When the military could not depend on those Iraqis to run the government services, “we had to resort to makeshift,” he added.

Those decisions by Coalition Provisional Authority administrator Paul Bremer, who was appointed by President Bush, disrupted the military's prewar planning for the occupation and reconstruction of Iraq, Conway said.

A number of recent analyses have concluded that the bloody insurgency that has killed more than 2,500 Americans and wounded more than 18,000 could have been better mitigated if there had been more security forces and more Iraqis involved in the days after Baghdad fell.

Conway, currently serving as operations director for the Joint Chiefs of Staff, said he believed it still was possible to begin reducing U.S. forces in Iraq, despite the upsurge in sectarian violence. He said it was essential the Iraqis know they have to assume responsibility for their security and that U.S. troops would leave.

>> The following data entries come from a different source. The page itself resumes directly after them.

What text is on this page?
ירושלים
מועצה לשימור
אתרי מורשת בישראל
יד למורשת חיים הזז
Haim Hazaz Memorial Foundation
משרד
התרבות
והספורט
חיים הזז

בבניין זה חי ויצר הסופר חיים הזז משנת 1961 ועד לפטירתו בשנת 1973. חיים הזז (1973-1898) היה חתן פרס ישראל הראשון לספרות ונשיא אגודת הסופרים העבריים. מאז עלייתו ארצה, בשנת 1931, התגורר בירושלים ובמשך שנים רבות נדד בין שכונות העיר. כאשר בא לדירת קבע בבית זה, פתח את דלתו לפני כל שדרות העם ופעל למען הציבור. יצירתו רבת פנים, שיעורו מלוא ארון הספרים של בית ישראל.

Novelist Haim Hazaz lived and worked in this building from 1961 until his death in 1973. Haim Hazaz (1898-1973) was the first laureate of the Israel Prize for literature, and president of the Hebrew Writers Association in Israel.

Conway said he believed the investigation into the alleged murder by Camp Pendleton-based Marines of unarmed Iraqi civilians in Haditha was nearly completed. A separate probe into how Marine commanders handled reports of that incident is being reviewed by Army Gen. George Casey, the top commander in Iraq, and Lt. Gen. John Sattler, the 1st Marine Expeditionary Force commander.

Asked about the Marines' combat readiness, Conway said troops in Iraq are fully equipped and ready. “But that comes at a cost” of leaving units in the United States short of equipment, he added.

He repeated statements by the current commandant, Gen. Michael W. Hagee, that the Corps needed an extra $11 billion a year to replace or repair equipment lost or worn out in Iraq.

Conway also told the committee the Marines needed to keep their current level of 180,000 personnel to sustain the heavy pace of operations, instead of reverting to 175,000 as the Bush administration proposed.

Committee Chairman John Warner, R-Va., assured Conway of a quick confirmation and said Conway would take over the top Marine post in November. Hagee's four-year term normally would end in January, but the Marines want an early turnover so Conway can be prepared to present the next budget in February.